The vision must be developed, reviewed and owned by everyone - key stakeholders such as staff (both teaching and non-teaching), students, parents, trustees and the wider community, so that everyone has a collective responsibility to see this through to fruition.

As Barth describes:
"Nothing so professionalises work in schools as educators who create within the schoolhouse visions of good education. Everyone who works in a school is not only entitled to a unique and personal vision of the way he or she would like the school to become, but has an obligation to uncover, discover and rediscover what the vision is and contribute it to the betterment of the school community."
Barth, R. (1990) Improving Schools From Within.

Does everyone in your school own the vision?

Greg's weblog entry asks, "In how many schools can you walk up to each teacher separately, ask this question, and expect a similar response? I doubt there are 100 schools in the country where this would happen." What theory of learning drives your school? - Oct 13, 2007

So here are some questions:
  • What is the guiding vision?
  • What are the drivers for this change?
  • Does it provide valid goals and objectives?
  • What are these goals and objectives?
  • Is it a shared vision? has everyone bought into these?
  • Are these goals achievable, measurable and manageable?
  • Are these "goal posts" shifting? Is the scope of the project, your goals and objectives, changing?
Taken from Educational Origami - Managing Complex Change.

What are your beliefs about learning?
Use these learning statements to find out what your learning community thinks about learning. Make comparisons between your groups - teachers, students, parents.

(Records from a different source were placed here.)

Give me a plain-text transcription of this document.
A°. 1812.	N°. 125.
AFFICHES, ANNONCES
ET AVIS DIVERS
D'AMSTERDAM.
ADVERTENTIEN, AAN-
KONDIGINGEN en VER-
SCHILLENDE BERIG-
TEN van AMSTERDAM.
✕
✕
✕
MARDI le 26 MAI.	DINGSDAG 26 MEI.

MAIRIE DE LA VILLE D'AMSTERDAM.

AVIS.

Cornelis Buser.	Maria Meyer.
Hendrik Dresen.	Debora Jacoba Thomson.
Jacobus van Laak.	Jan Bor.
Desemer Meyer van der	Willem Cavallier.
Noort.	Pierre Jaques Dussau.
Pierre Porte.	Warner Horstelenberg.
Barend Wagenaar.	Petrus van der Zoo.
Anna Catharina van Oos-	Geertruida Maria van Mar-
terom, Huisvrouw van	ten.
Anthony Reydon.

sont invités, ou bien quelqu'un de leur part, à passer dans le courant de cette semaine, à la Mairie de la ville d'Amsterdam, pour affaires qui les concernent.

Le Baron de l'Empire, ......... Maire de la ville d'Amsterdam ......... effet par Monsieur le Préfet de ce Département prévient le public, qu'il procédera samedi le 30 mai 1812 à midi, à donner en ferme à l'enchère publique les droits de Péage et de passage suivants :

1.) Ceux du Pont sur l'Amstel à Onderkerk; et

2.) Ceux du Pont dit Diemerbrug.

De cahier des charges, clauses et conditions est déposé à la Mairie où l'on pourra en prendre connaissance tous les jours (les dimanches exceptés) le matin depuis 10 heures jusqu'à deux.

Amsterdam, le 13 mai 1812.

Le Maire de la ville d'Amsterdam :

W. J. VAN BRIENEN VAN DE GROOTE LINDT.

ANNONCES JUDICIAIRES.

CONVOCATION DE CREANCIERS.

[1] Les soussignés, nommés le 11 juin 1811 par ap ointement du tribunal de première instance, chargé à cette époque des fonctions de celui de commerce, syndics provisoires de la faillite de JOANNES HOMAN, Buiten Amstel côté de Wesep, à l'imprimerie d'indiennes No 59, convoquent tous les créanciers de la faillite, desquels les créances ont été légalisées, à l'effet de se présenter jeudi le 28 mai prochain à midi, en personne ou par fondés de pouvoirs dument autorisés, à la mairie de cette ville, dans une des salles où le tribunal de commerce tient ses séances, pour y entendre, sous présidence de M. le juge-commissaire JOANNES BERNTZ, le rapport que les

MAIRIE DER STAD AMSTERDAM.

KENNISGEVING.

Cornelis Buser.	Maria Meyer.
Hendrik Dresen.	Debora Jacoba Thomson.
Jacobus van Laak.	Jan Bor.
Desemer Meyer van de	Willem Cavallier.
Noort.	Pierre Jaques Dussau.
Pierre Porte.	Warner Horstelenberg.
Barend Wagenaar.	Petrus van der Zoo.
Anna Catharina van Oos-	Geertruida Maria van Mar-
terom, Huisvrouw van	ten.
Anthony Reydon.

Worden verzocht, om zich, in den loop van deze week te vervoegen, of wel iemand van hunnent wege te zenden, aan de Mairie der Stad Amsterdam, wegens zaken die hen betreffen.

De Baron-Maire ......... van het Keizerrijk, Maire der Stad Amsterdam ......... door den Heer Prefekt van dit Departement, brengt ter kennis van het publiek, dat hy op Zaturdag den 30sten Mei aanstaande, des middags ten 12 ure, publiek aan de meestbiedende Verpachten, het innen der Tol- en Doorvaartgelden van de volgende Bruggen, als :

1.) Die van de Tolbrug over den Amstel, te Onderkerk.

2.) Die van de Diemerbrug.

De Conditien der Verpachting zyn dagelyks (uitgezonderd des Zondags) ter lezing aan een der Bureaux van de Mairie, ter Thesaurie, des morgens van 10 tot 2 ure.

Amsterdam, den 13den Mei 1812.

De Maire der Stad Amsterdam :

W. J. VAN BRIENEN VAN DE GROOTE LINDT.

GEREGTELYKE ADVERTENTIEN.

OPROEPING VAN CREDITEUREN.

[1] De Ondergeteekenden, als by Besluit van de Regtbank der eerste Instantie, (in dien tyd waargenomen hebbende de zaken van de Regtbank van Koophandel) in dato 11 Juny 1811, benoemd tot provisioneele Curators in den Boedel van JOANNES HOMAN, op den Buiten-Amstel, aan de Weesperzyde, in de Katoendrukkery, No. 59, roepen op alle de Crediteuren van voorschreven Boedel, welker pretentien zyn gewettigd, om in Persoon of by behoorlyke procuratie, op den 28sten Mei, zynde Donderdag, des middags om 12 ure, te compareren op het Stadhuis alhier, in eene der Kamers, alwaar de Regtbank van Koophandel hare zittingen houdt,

A concentric circle diagram from the work of Dr Julia Atkin can help both individuals and schools create a vision based on core values, beliefs, principals and practices. In her paper, From Values and Beliefs about Learning, she shares a story of a principal who led a process to identify and clarify values and beliefs of the community. "These then form the basis for developing a set of principles or guidelines which guide conduct or action", (pg 3).

The next stage would be to develop strategic plans and action plans to enable the school vision to come to reality.